I need to free all those other ghosts, so unfairly locked away in the Murray Building. ”
“I knew it,” Mercy said, with a tiny flare of vindication. “You are one of those combat spirits who fought in the war!”
“Me, and many others. We were all betrayed.” Thousand-Faced Girl sighed breathily. “Do you know what day it is, Chen Mei Chi?”
“Of course.” She didn’t even have to think about it. “It’s the night of Hungry Ghost Festival.”
“That’s correct!” Thousand-Faced Girl clapped its hands in delight. “Today, the dead are strongest, and most angry, because today the gates of hell open. It is the perfect night for a prison full of angry ghosts to wreak havoc on Hong Kong.” She laughed, though nothing was funny.
“What did those people out there do to you?” Mercy demanded, struggling to control her anger. “The citizens of Kowloon Walled City are innocent. So are the citizens of Hong Kong!”
“Are they? I think not.” The pretense of humor fell away; Thousand-Faced Girl’s features were contorted with something like hurt.
“Everyone betrays me. I fought for this city, Chen Mei Chi—with sweat and tears and terrible danger. In exchange, they left me rotting in a bottle gourd, once their great stupid war was finished. Their betrayal was even worse than yours.”
Mercy wanted to ask what her betrayal had been, but there was no chance. The door banged open for a third time as the vanguard returned, this time carrying an industrial barrel. He struggled with its weight, knuckles white around the brass handles, and set it down with a half groan.
That done, he unspooled a hose from the nearby wall and began filling the rusted barrel.
Mercy couldn’t take her gaze off the damn thing. “What are you going to do with me?”
“Kill you, obviously,” Thousand-Faced Girl said. “It would be stupid not to. But! But, the good news, Chen Mei Chi, is that dying is not the end. I have every confidence your spirit will endure. When it does, perhaps then you shall remember your crimes.”
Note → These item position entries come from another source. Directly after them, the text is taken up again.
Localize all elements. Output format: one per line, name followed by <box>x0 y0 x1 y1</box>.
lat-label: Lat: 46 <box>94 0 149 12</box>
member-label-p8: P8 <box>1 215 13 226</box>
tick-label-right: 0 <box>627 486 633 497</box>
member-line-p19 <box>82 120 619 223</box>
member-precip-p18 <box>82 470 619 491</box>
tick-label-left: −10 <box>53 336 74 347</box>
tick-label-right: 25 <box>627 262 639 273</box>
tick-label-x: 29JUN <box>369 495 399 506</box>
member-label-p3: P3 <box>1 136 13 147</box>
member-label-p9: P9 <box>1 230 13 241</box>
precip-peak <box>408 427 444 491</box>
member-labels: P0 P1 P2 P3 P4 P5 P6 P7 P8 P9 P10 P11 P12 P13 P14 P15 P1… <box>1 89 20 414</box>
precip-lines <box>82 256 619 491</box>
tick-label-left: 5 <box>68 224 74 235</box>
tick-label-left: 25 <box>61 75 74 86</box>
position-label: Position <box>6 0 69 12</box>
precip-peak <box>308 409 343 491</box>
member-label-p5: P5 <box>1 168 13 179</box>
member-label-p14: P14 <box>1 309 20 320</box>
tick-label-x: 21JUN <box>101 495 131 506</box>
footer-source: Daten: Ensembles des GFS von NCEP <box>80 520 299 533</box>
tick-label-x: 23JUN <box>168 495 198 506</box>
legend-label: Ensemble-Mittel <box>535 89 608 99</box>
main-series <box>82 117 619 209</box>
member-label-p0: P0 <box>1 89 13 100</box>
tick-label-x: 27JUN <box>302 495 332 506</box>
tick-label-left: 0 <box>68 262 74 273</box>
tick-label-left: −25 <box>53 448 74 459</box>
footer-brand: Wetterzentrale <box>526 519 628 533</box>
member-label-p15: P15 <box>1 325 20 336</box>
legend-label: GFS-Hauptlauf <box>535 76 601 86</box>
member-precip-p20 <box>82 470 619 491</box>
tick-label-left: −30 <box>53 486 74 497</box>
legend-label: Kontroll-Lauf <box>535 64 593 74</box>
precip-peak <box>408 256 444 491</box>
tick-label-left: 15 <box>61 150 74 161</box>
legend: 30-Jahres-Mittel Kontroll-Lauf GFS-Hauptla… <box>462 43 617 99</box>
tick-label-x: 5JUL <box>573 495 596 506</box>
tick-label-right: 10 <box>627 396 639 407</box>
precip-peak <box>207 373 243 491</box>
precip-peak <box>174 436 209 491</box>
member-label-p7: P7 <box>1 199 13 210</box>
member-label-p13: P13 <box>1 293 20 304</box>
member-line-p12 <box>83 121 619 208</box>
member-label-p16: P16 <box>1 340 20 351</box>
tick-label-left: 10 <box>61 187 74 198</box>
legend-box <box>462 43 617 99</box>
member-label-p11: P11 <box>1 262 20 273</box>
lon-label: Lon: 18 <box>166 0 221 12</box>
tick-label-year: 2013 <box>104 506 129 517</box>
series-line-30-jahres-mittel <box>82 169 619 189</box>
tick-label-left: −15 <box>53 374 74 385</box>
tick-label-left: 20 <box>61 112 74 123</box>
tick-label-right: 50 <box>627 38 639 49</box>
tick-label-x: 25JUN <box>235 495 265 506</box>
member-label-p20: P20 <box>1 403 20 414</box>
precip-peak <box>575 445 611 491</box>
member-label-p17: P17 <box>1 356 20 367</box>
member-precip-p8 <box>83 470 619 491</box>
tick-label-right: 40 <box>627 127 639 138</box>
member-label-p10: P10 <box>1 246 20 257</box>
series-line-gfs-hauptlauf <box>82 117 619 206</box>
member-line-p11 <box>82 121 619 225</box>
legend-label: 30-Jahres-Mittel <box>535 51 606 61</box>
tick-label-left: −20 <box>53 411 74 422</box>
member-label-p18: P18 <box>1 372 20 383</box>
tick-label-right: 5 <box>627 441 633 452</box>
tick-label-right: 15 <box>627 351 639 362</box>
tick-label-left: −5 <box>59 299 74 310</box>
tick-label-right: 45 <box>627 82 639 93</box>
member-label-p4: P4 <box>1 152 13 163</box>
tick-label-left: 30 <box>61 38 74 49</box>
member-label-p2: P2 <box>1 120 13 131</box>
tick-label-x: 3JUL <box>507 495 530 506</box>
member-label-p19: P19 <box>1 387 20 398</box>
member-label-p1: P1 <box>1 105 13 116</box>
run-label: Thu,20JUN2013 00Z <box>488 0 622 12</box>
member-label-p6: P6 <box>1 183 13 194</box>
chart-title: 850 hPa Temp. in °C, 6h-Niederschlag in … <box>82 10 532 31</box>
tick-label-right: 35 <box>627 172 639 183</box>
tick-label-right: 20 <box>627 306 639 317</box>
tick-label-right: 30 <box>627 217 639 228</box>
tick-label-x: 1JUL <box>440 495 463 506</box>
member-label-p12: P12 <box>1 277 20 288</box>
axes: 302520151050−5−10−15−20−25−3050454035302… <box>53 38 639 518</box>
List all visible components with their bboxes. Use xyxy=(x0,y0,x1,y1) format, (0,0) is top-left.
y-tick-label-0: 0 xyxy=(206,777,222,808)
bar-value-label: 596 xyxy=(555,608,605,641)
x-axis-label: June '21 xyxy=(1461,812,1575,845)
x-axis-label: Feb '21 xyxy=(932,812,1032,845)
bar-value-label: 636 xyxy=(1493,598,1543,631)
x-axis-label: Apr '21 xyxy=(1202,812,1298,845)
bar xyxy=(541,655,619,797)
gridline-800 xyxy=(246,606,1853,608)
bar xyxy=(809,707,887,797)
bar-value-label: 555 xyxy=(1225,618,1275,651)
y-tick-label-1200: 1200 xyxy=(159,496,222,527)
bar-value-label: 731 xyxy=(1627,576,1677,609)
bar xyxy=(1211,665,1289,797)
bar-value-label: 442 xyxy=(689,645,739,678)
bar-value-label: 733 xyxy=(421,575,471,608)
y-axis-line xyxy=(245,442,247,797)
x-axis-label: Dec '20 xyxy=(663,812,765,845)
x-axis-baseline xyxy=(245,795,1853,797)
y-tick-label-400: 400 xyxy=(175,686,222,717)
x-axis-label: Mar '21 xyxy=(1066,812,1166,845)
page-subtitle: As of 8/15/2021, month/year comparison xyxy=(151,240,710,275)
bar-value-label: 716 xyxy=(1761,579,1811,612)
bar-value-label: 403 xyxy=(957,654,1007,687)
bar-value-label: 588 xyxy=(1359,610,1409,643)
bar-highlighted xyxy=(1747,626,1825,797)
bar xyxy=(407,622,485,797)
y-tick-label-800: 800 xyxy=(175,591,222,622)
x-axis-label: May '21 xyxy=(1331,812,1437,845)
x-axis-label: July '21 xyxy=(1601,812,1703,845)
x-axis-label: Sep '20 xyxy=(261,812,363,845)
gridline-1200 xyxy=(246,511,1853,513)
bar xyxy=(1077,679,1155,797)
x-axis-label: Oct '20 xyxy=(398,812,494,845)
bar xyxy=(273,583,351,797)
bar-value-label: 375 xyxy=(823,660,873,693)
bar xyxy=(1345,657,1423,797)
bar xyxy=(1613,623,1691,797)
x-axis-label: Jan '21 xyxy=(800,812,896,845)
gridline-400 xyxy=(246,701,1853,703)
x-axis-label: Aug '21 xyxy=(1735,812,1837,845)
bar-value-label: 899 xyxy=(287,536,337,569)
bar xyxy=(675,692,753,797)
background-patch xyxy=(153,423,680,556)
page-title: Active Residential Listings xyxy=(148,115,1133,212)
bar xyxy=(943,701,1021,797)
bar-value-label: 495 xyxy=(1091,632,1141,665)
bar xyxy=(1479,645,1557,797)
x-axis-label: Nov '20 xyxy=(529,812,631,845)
“Dying is not the ‘end’ for anyone in a city where we all become ghosts,” Mercy retorted, but deep within her chest, a tiny spark of panic was catching alight. “But being a ghost does not count as being alive!”
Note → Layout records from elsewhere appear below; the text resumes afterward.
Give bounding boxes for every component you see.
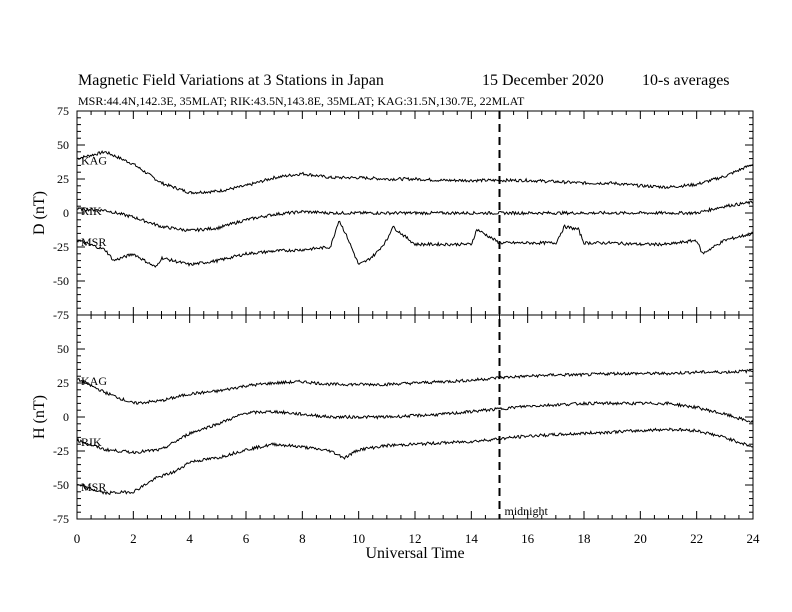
x-tick-label: 6	[243, 531, 250, 546]
y-tick-label: 0	[63, 206, 69, 220]
chart-averaging: 10-s averages	[642, 72, 730, 89]
y-tick-label: 25	[57, 376, 69, 390]
x-tick-label: 16	[521, 531, 535, 546]
midnight-overlay: midnight	[498, 111, 549, 519]
y-tick-label: -50	[53, 274, 69, 288]
y-tick-label: -75	[53, 308, 69, 322]
y-tick-label: 50	[57, 138, 69, 152]
chart-date: 15 December 2020	[482, 72, 604, 89]
x-tick-label: 2	[130, 531, 137, 546]
x-tick-label: 0	[74, 531, 81, 546]
x-tick-label: 24	[747, 531, 761, 546]
x-tick-label: 8	[299, 531, 306, 546]
series-line-rik	[76, 200, 754, 233]
x-tick-label: 14	[465, 531, 479, 546]
y-tick-label: 0	[63, 410, 69, 424]
stations-line: MSR:44.4N,142.3E, 35MLAT; RIK:43.5N,143.…	[78, 94, 525, 108]
h-panel: -75 -50 -25 0 25 50 H (nT) KAG RIK MSR	[31, 314, 754, 526]
series-line-kag	[76, 150, 754, 195]
y-tick-label: 75	[57, 104, 69, 118]
y-tick-label: -50	[53, 478, 69, 492]
x-tick-label: 18	[578, 531, 591, 546]
y-axis-label: D (nT)	[31, 191, 48, 235]
series-label-rik: RIK	[81, 204, 102, 218]
y-tick-label: -25	[53, 444, 69, 458]
x-tick-label: 4	[186, 531, 193, 546]
panel-frame	[76, 314, 754, 520]
series-label-kag: KAG	[81, 154, 107, 168]
series-label-kag: KAG	[81, 374, 107, 388]
y-axis-label: H (nT)	[31, 395, 48, 439]
series-line-msr	[76, 427, 754, 496]
y-tick-label: 50	[57, 342, 69, 356]
y-tick-label: -25	[53, 240, 69, 254]
x-tick-label: 20	[634, 531, 647, 546]
x-tick-label: 12	[409, 531, 422, 546]
x-axis-label: Universal Time	[365, 545, 464, 562]
series-line-rik	[76, 400, 754, 455]
midnight-label: midnight	[505, 504, 549, 518]
y-tick-label: -75	[53, 512, 69, 526]
x-tick-label: 22	[690, 531, 703, 546]
series-label-rik: RIK	[81, 435, 102, 449]
series-line-msr	[76, 220, 754, 268]
series-label-msr: MSR	[81, 235, 106, 249]
chart-title: Magnetic Field Variations at 3 Stations …	[78, 72, 384, 89]
d-panel: -75 -50 -25 0 25 50 75 D (nT) KAG RIK MSR	[31, 104, 754, 322]
series-label-msr: MSR	[81, 480, 106, 494]
y-tick-label: 25	[57, 172, 69, 186]
x-tick-label: 10	[352, 531, 365, 546]
series-line-kag	[76, 369, 754, 405]
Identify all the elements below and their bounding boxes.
“Being … a ghost … does not count … as being … alive,” Thousand-Faced Girl repeated, finger tapping its lower lip. “How right you are! And how ironic that you, of all people, should say that to me.”
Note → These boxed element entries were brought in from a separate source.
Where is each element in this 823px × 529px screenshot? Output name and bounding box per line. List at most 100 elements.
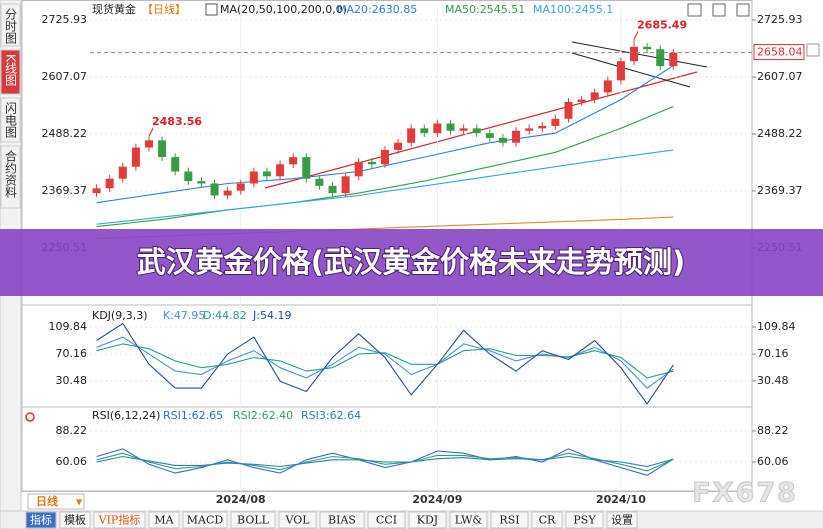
panel-title: RSI(6,12,24) bbox=[92, 409, 160, 422]
sidebar-tab-label[interactable]: K线图 bbox=[4, 54, 18, 86]
candle-body bbox=[498, 137, 507, 143]
settings-icon[interactable] bbox=[25, 412, 35, 422]
toolbar-tab[interactable] bbox=[230, 511, 276, 529]
candle-body bbox=[92, 188, 101, 194]
toolbar-tab[interactable] bbox=[278, 511, 317, 529]
y-tick-label: 88.22 bbox=[56, 424, 88, 437]
candle-body bbox=[131, 147, 140, 167]
sidebar-tab[interactable] bbox=[0, 3, 21, 47]
icon[interactable] bbox=[806, 43, 820, 57]
toolbar-tab[interactable] bbox=[531, 511, 563, 529]
toolbar-tab-label[interactable]: VIP指标 bbox=[98, 513, 141, 527]
toolbar-tab[interactable] bbox=[148, 511, 180, 529]
toolbar-tab-label[interactable]: 设置 bbox=[611, 514, 633, 527]
banner bbox=[0, 229, 823, 296]
candle-body bbox=[354, 161, 363, 177]
toolbar-tab-label[interactable]: KDJ bbox=[417, 514, 438, 527]
candle-body bbox=[643, 46, 652, 50]
dropdown-arrow[interactable]: ▼ bbox=[76, 498, 83, 507]
sidebar-tab-label[interactable]: 合约资料 bbox=[4, 149, 18, 198]
sidebar-tab[interactable] bbox=[0, 97, 21, 143]
toolbar-tab[interactable] bbox=[367, 511, 406, 529]
sidebar-tab-label[interactable]: 闪电图 bbox=[4, 102, 18, 138]
indicator-label: MA(20,50,100,200,0,0) bbox=[220, 3, 347, 16]
legend-entry: RSI1:62.65 bbox=[163, 409, 223, 422]
candle-body bbox=[262, 171, 271, 177]
toolbar-tab-label[interactable]: LW& bbox=[455, 514, 483, 527]
candle-body bbox=[590, 92, 599, 100]
candle-body bbox=[669, 52, 678, 67]
watermark: FX678 bbox=[692, 478, 798, 509]
x-tick-label: 2024/08 bbox=[216, 493, 266, 506]
toolbar-tab[interactable] bbox=[565, 511, 604, 529]
y-tick-label-right: 2369.37 bbox=[757, 184, 803, 197]
candle-body bbox=[407, 128, 416, 143]
toolbar-tab[interactable] bbox=[449, 511, 488, 529]
sidebar-tab[interactable] bbox=[0, 49, 21, 95]
toolbar-tab[interactable] bbox=[490, 511, 529, 529]
toolbar-tab[interactable] bbox=[25, 511, 57, 529]
sidebar-tab-label[interactable]: 分时图 bbox=[4, 8, 18, 44]
y-tick-label-right: 2488.22 bbox=[757, 127, 803, 140]
toolbar-tab-label[interactable]: MA bbox=[154, 514, 174, 527]
icon[interactable] bbox=[736, 3, 750, 17]
period-label: 【日线】 bbox=[142, 2, 186, 16]
legend-entry: K:47.95 bbox=[163, 309, 205, 322]
last-price-box bbox=[753, 44, 805, 61]
series-line bbox=[96, 322, 674, 405]
toolbar-tab[interactable] bbox=[182, 511, 228, 529]
toolbar-tab-label[interactable]: RSI bbox=[499, 514, 519, 527]
toolbar-tab[interactable] bbox=[408, 511, 447, 529]
period-label[interactable]: 日线 bbox=[36, 494, 58, 508]
toolbar-tab-label[interactable]: BIAS bbox=[328, 514, 356, 527]
toolbar-tab-label[interactable]: CR bbox=[539, 514, 556, 527]
y-tick-label: 70.16 bbox=[56, 347, 88, 360]
candle-body bbox=[630, 46, 639, 62]
window-icons[interactable] bbox=[687, 3, 820, 57]
series-line bbox=[96, 149, 674, 225]
candle-body bbox=[538, 125, 547, 129]
high-annotation: 2483.56 bbox=[152, 115, 202, 128]
y-tick-label-right: 60.06 bbox=[757, 455, 789, 468]
y-tick-label: 2369.37 bbox=[42, 184, 88, 197]
y-tick-label: 2725.93 bbox=[42, 13, 88, 26]
period-select[interactable] bbox=[27, 493, 85, 510]
series-line bbox=[96, 65, 674, 204]
indicator-icon[interactable] bbox=[205, 3, 218, 16]
candle-body bbox=[184, 171, 193, 182]
chart-title: 现货黄金 bbox=[92, 2, 136, 16]
candle-body bbox=[315, 178, 324, 186]
toolbar-tab-label[interactable]: CCI bbox=[376, 514, 397, 527]
y-tick-label: 30.48 bbox=[56, 374, 88, 387]
icon[interactable] bbox=[712, 3, 726, 17]
icon[interactable] bbox=[687, 3, 702, 17]
y-tick-label: 109.84 bbox=[49, 320, 88, 333]
toolbar-tab[interactable] bbox=[606, 511, 638, 529]
banner-text: 武汉黄金价格(武汉黄金价格未来走势预测) bbox=[137, 245, 686, 279]
toolbar-tab[interactable] bbox=[59, 511, 91, 529]
toolbar-tab-label[interactable]: 指标 bbox=[30, 513, 52, 527]
y-tick-label-right: 30.48 bbox=[757, 374, 789, 387]
channel-line bbox=[571, 52, 691, 88]
trend-line bbox=[264, 71, 698, 189]
sidebar-tab[interactable] bbox=[0, 145, 21, 209]
candle-body bbox=[289, 157, 298, 165]
toolbar-tab-label[interactable]: 模板 bbox=[64, 513, 86, 527]
candle-body bbox=[118, 166, 127, 179]
candle-body bbox=[380, 149, 389, 165]
toolbar-tab-label[interactable]: VOL bbox=[284, 514, 310, 527]
toolbar-tab-label[interactable]: BOLL bbox=[237, 514, 270, 527]
toolbar-tab[interactable] bbox=[93, 511, 146, 529]
series-line bbox=[96, 455, 674, 468]
toolbar-tab-label[interactable]: MACD bbox=[187, 514, 224, 527]
candle-body bbox=[616, 61, 625, 81]
candle-body bbox=[144, 140, 153, 148]
legend-entry: RSI3:62.64 bbox=[301, 409, 361, 422]
y-tick-label-right: 70.16 bbox=[757, 347, 789, 360]
y-tick-label-right: 88.22 bbox=[757, 424, 789, 437]
toolbar-tab[interactable] bbox=[319, 511, 365, 529]
candle-body bbox=[446, 123, 455, 131]
toolbar-tab-label[interactable]: PSY bbox=[573, 514, 596, 527]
“Done,” the vanguard said shortly.
Mercy tried to speak, found her words had all withered up.
“There is no need to worry. I have everything under control.” Thousand-Faced Girl smoothed down Mercy’s hair, as if she were a child.
“Never doubt that I will always love you,” it whispered, and for a single breath, despite the incredible strangeness of that statement, Mercy found herself believing it.
The Girl with a Thousand Faces straightened up. “Goodbye, Chen Mei Chi. See you in another life.”
Mercy rolled away, trying frantically to crawl toward the door. For all the good it would have done.
She didn’t get far.
The ghost caught her, held her, dragged her to the water barrel, and pushed her head beneath the surface.
She should have held her breath but the panic was setting in.
Rationality fled, and Mercy tried—foolishly—to suck in a breath.
Water burned up her nose and then down into her lungs, like a cold wet fire.
Mercy had time to think Oh shit, not again in confused dismay as her spirit peeled away from her body, and there was nothing left of her but empty skin.